Ao anônimo, lembro que greves de trabalhadores visam à obtenção de melhor remuneração e/ou melhora das condições de trabalho, não se eternizando depois que isto é conseguido e nem criando um pandemônio nas rodovias, que infernizou a vida de quem simplesmente exercia seu direito de ir e vir e não tinha nada a ver com aquilo.
Afora todas as denúncias comprovadas de participação de elementos estranhos à categoria, a própria condução do movimento denuncia que havia o objetivo político de convulsionar o máximo possível a sociedade.

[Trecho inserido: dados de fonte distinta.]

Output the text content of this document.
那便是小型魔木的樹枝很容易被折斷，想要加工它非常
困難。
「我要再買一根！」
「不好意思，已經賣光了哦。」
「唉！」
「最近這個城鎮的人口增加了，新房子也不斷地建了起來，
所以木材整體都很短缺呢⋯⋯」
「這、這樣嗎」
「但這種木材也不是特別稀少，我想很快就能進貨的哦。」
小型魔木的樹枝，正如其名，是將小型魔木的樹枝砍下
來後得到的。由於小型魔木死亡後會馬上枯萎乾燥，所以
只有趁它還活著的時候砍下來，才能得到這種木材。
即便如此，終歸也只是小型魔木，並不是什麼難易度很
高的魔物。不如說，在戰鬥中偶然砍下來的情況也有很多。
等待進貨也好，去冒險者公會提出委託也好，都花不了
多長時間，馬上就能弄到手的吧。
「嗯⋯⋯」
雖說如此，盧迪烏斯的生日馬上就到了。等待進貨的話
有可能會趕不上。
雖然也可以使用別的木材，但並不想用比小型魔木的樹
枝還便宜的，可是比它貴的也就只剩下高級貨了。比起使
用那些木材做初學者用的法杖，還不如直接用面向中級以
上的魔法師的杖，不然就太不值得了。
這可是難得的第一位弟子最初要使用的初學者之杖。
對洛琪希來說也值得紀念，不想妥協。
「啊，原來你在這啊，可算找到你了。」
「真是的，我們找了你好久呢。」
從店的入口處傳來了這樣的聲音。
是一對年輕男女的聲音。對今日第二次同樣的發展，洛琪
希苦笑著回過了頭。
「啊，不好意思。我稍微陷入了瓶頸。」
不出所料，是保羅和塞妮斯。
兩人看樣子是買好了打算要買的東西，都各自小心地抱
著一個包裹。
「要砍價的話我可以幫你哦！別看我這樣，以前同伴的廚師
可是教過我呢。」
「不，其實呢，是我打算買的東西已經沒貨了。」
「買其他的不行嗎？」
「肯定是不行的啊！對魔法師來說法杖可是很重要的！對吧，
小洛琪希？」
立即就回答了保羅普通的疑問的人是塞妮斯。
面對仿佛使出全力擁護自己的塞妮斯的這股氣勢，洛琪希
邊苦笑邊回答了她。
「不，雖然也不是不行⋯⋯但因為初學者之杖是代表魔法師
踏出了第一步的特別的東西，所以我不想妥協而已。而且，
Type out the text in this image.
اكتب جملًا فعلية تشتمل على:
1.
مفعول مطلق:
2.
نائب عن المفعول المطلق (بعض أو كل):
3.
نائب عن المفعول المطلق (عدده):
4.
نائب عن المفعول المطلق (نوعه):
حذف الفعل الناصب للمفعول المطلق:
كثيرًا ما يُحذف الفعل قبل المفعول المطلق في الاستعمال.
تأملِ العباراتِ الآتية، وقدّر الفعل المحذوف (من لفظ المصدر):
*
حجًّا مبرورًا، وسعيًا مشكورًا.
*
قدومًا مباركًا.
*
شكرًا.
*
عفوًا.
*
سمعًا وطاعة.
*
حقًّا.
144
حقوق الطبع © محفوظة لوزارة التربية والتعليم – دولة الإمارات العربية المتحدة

Para quê? Ao que tudo indica, para derrubar o presidente e entregar o poder para militares que nem sequer o querem, pois sabem que seria um espinhoso abacaxi para descascarem, com enorme chance de fracassarem de novo e terem-no de devolver aos civis (como aconteceu da última vez).
O surgimento do Bolsonaro que não tem partido e nem um grupo organizaçãozado em volta deveu se a conveniência do PT
com a megacorrupcao.
Quando me falam em intervenção militar sempre pergunto qual delas?A dos capitães portugueses de abril, as dos corineco de Jakarta, as do generais tipo Chaves.? Fico sem resposta.
Sílvio,
na verdade, como eternos macaquitos dos EUA que somos, a vitória eleitoral do Trump provocou por aqui uma procura de possíveis candidatos outsiders capazes de repetir o mesmo efeito.
Foi aí que o Bolsonaro acreditou ter chegado o seu momento e passou a desperdiçar tempo em período integral com sua "incrível candidatura Brancaleone"...
É o adversário que 10 entre 10 presidenciáveis gostaria de enfrentar no 2º turno.